Le nostre mani non si toccavano mai, a malapena si sfioravano, succedeva solo poche volte, ma ogni volta il mio respiro si faceva più pesante perché diventavo nervosa. Avevo paura che potesse succedere qualcosa che non mi sarei potuta aspettare, avevo anche paura che lui potesse capire il mio nervosismo, ma nel silenzio che si creava nel suo studio quando eravamo solo noi due, potevo sentire anche il suo respiro farsi più pesante mentre lavorava e mi piaceva. Il silenzio e solo il rumore dei nostri respiri che si accavallavano. Mi piaceva.
A parte quando mi ordinò di prendergli il bianco di piombo dalla credenza, solo un’altra volta le sue mani strinsero le mie: quando mi insegnò ad estrarre i pigmenti di colore dalle rocce; non le ritirai così velocemente come avrei voluto, ero stata colta di sorpresa, ma in realtà mi era piaciuto il suo tocco, ero arrossita perché avrei voluto qualcuno al mio fianco che potesse stringermi le mani in quel modo ogni qual volta che mi fossi sentita insicura. Non erano ruvide, ma neanche affusolate e morbide, erano grandi ma gentili, di chi aveva la capacità di saper maneggiare un pennello con delicatezza e riuscire a stendere il colore sulla tela senza imperfezioni. Le sue mani erano il suo più grande tesoro, lo capii in quel preciso istante. Ma poi ritrassi le mie, bruscamente, veloce, quasi spaventata, e lui ovviamente capì i miei sentimenti. Era bravo a capirmi. Non aggiunse nulla, continuò il suo lavoro, insegnandomi senza più toccarmi, e io gliene fui immensamente grata.
Il segreto che mi aveva promesso di mantenere però si faceva più pesante di giorno in giorno di fronte agli sguardi della signora Vermeer, di Tanneke e anche di Cornelia. Ma non l’avrei detto a nessuno, per il mio bene e soprattutto per il suo.
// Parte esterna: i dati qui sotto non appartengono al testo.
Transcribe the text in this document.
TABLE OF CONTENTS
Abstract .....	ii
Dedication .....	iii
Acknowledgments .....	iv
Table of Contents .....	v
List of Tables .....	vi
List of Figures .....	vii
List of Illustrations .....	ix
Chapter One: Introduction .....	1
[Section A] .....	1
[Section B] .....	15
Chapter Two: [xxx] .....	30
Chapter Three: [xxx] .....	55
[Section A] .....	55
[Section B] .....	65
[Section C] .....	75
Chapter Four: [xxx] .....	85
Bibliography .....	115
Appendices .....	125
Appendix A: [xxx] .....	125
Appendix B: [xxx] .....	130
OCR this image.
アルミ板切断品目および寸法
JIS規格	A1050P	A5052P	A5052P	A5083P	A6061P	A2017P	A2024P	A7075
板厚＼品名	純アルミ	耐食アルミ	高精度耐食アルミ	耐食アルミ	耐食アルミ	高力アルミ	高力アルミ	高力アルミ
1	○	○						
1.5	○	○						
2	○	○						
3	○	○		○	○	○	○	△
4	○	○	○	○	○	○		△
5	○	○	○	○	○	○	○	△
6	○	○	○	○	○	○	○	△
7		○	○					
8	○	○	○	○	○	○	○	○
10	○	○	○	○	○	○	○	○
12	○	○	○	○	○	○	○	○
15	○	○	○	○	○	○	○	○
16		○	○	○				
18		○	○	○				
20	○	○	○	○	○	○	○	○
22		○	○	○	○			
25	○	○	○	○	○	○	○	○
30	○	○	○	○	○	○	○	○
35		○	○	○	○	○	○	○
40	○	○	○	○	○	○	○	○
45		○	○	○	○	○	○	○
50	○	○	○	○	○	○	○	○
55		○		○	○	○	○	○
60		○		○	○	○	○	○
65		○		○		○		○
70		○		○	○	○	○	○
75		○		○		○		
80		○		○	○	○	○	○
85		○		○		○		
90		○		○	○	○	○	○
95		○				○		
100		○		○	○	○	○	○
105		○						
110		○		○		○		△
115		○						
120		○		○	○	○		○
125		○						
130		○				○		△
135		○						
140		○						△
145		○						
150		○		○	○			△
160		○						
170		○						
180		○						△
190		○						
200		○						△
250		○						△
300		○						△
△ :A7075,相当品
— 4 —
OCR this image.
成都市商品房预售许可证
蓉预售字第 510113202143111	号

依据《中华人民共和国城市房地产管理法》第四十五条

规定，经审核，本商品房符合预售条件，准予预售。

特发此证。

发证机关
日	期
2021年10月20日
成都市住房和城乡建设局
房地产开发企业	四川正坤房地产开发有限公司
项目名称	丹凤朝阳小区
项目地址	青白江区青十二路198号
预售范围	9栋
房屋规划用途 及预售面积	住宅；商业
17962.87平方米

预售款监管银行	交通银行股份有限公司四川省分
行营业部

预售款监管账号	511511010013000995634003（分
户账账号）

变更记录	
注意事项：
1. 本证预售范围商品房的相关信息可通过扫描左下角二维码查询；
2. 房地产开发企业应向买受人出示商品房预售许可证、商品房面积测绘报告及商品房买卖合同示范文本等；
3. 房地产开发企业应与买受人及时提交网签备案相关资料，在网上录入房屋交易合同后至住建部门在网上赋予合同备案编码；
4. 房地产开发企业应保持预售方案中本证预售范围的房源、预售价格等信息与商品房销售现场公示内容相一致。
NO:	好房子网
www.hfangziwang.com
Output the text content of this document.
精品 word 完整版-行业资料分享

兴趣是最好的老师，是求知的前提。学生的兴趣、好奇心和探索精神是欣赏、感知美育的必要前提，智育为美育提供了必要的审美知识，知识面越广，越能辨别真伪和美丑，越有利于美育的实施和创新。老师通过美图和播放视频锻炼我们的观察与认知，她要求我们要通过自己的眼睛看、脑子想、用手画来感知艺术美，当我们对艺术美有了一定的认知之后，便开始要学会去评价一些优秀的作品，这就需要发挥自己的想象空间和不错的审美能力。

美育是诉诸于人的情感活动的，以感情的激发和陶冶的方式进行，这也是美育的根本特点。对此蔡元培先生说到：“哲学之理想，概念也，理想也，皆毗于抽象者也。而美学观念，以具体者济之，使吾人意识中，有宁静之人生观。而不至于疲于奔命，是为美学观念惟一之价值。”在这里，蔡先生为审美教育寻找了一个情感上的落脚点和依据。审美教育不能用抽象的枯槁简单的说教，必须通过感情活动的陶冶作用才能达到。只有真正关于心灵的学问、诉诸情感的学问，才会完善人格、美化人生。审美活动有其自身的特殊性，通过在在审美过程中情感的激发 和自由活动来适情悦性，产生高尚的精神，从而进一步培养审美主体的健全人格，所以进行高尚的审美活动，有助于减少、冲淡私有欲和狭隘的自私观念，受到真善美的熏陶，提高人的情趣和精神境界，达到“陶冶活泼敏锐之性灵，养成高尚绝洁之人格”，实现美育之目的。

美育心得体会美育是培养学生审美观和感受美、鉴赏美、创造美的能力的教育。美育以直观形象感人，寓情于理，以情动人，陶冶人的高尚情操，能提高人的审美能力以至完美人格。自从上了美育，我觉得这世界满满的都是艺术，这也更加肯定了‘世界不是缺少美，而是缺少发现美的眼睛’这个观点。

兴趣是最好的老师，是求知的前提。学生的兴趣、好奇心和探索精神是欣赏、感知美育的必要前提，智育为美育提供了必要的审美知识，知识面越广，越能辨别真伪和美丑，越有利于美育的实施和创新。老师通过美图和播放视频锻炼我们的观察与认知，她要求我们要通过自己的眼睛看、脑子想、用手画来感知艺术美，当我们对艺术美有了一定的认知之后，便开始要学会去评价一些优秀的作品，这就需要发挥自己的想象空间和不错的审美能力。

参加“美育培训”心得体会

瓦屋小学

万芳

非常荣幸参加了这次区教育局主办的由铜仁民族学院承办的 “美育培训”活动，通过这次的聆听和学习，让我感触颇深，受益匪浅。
Volevo continuare ad avere l’opportunità di aggirarmi nel suo studio, di osservare come la luce filtrasse attraverso le finestre e colpisse gli oggetti nella stanza, di guardare come preparava i colori – aiutarlo – e di come dipingeva le commissioni.
Una volta lo vidi guardare sua moglie, accarezzarle il collo mentre lei suonava il piano e baciarglielo. Mi sentii stupida a osservarli di sottecchi, rapita, ma poi abbassai il capo come quando lui – o chiunque altro, in realtà – prendeva a fissarmi, e mi allontanai frettolosamente sperando che non mi sentissero. Repressi l’impulso di spiarli, fu il mio senso del dovere a farlo, quello che mi ricordava a che ceto sociale appartenevo, o magari fu il non voler sapere che cosa sarebbe successo in seguito, perché una parte di me si sarebbe sentita ferita se l’avesse saputo. Lo capivo da sola, in verità, ma in quel modo mi illudevo di non poterne avere certezza e quella consapevolezza – quella menzogna a me stessa, in realtà – mi faceva stare meno male.
Per questo quando Tanneke mi disse che la signora Vermeer era di nuovo incinta non riuscivo a crederci. Aveva partorito da poco un figlio, come poteva sopportarne un altro in così poco tempo? Come poteva pensare che il signor Vermeer riuscisse a portare avanti quella famiglia con così tante bocche da sfamare? Ma, soprattutto, com’era possibile che ci era voluto così poco tempo per mettere di nuovo incinta la donna?
E questa era la domanda che mi faceva più male, oltre a tutte le chiacchiere di cui mi riempiva Tanneke – ignara dei miei pensieri – sui desideri degli uomini, che erano tutti uguali. Ma a me il signor Vermeer non era mai sembrato uguale agli altri. Bastava osservare il signor Van Ruijven e fare un confronto per capire che avevano vocazioni, atteggiamenti e pensieri totalmente diversi.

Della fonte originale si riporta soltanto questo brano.